If you have been reading my blog for any length of time, you have heard this before. Medicare’s claim processing is ineffective. The often heard rhetoric about Medicare’s low administration cost as indicating the value of single payer is misguided.
To change this would require more expense and slower claim payments, but there are billions of dollars at stake and the health insurance Trust is running out of money.
According to a recent report from the Commonwealth Fund, more than a quarter of all Medicare beneficiaries — 15 million people — spend a staggering 20 percent or more of their income on premiums plus medical care. And, for low income beneficiaries or those with chronic conditions and functional limitations, out-of-pocket costs add up very fast putting many seniors at significant financial risk.
While most beneficiaries expect to pay legitimate out-of-pocket costs, the shared costs within the Medicare program are likely over inflated due to rampant improper billing. Each year, providers bill an extra $40 billion improperly due to simple billing mistakes — double billing, up-coding, billing for unnecessary services, or even billing for services and medications that were never provided to the patient in the first place.
Meanwhile, beneficiaries are not well equipped to be able to discern valid out-of-pocket costs from those that have been improperly billed, making them responsible to pay much more than if their bill had been accurate.

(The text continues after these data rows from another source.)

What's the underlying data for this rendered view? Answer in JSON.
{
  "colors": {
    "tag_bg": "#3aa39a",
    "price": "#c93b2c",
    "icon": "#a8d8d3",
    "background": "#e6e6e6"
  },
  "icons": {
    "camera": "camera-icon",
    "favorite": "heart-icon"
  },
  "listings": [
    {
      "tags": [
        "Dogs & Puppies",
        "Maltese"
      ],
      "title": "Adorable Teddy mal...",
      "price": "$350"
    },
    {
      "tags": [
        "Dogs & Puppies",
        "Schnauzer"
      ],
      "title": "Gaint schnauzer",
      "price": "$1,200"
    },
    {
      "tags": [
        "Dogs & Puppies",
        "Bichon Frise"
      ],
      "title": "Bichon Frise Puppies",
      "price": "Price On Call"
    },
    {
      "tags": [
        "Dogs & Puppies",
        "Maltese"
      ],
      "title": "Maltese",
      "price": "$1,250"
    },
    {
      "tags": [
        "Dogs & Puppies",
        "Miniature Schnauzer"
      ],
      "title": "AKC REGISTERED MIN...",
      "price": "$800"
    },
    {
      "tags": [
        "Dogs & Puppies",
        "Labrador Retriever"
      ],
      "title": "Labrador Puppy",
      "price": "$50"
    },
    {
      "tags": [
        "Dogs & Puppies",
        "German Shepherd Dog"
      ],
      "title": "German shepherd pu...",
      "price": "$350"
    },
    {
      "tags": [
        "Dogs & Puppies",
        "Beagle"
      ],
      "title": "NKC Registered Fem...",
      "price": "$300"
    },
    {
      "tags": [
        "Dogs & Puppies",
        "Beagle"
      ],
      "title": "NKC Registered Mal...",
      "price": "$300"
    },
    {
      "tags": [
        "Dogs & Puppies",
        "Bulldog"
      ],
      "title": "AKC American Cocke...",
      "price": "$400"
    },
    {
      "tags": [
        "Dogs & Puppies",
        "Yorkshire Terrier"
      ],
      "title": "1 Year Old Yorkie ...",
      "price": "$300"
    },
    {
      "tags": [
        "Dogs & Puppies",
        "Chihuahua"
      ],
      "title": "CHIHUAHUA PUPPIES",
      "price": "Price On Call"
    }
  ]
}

Why is this happening? The Centers for Medicare & Medicaid Services (CMS) currently only requires 0.5 percent of provider Medicare claims to be reviewed for billing accuracy. This means that the program approves 99.5 percent of Medicare claims submitted by providers without a review for billing accuracy, or any comparison to the patient’s actual medical record.
In contrast, the private insurance industry provides enrollees a much higher level of protection against medical billing errors, requiring that as much as 100 percent of claims be reviewed for accuracy. The lack of billing oversight within Medicare is startling and has contributed to a fiscal crisis both for the program and aging beneficiaries who expect affordable, reliable care and coverage.
Furthermore, according to the Medicare Trustees, significant budget shortfalls have caused program solvency concerns, triggering Medicare coverage cuts that will go into effect in 2029. In just 11 years, Medicare will permanently scale back Part A (hospital) coverage to 88 percent of what’s covered today – increasing the financial responsibility of Medicare beneficiaries.